16 Inventariseren insprekers
Mevrouw H. Hagen spreekt in bij punt 18 (Aanpak verkeersknooppunt Vijfsluizen).
19 Bestuurlijke overeenkomst Hoekse Lijn deel II
- Vraag van de fractie van D66
In de collegebrief van 22 oktober 2014 over de bestuurlijke overeenkomst Hoekse Lijn staat op pagina 2 de voorlaatste alinea de zin: “Uw raad bij de behandeling van de zomernota 2013 besloten € 1,0
miljoen te reserveren voor de inrichting van de buitenruimte; op dit moment is nog niet zeker of dit
voldoende is.”
Wat wordt bedoeld met “op dit moment is nog niet zeker of dit voldoende is.”?
Antwoord:
Uitvoering van het project Hoekselijn zal naar verwachting in 2017 een aantal gevolgen met zich mee
brengen voor de gemeente Schiedam. De exacte consequenties voor Schiedam worden in 2014/ 2015
in beeld gebracht en zullen in 2015 middels een projectplan (waarin het benodigde projectbudget is
opgenomen) worden voorgelegd. Eén van de belangrijkste gevolgen is bijvoorbeeld het herinrichten
van een deel van de buitenruimte o.a. bij het nieuwe Station Nieuwland.
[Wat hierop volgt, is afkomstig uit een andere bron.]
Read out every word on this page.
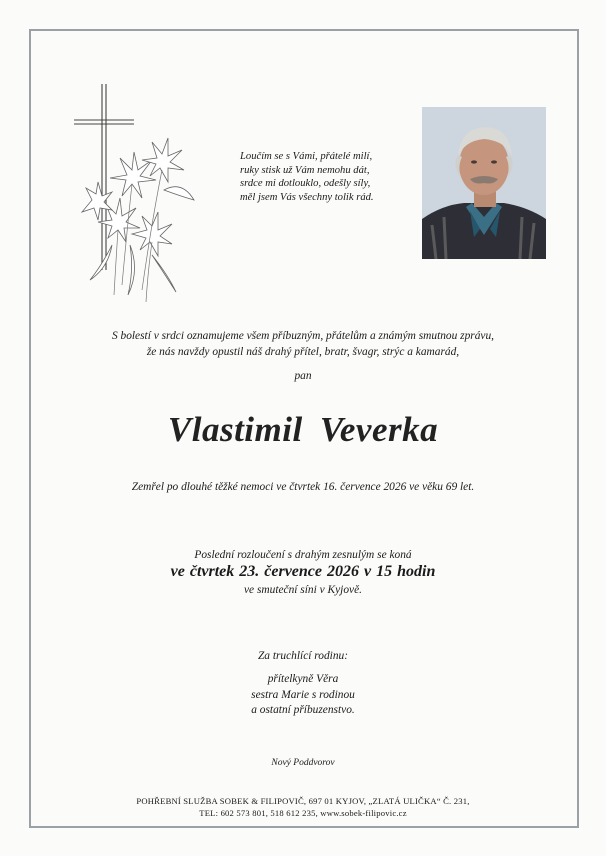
Loučím se s Vámi, přátelé milí,
ruky stisk už Vám nemohu dát,
srdce mi dotlouklo, odešly síly,
měl jsem Vás všechny tolik rád.
S bolestí v srdci oznamujeme všem příbuzným, přátelům a známým smutnou zprávu,
že nás navždy opustil náš drahý přítel, bratr, švagr, strýc a kamarád,
pan
Vlastimil Veverka
Zemřel po dlouhé těžké nemoci ve čtvrtek 16. července 2026 ve věku 69 let.
Poslední rozloučení s drahým zesnulým se koná
ve čtvrtek 23. července 2026 v 15 hodin
ve smuteční síni v Kyjově.
Za truchlící rodinu:
přítelkyně Věra
sestra Marie s rodinou
a ostatní příbuzenstvo.
Nový Poddvorov
POHŘEBNÍ SLUŽBA SOBEK & FILIPOVIČ, 697 01 KYJOV, „ZLATÁ ULIČKA“ Č. 231,
TEL: 602 573 801, 518 612 235, www.sobek-filipovic.cz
In de zomernota 2013 is voor
het project Hoekselijn reeds een budget ter beschikking gesteld van € 1,0 mln. in 2016/2017 op basis
van de toen afgegeven ruwe eerste begroting. In 2015 zal naar aanleiding van het projectplan (en de
projectbegroting daarin) worden bezien in hoeverre dit budget toereikend is. Een volledige en exacte
kostenraming kan nu nog niet worden gegeven.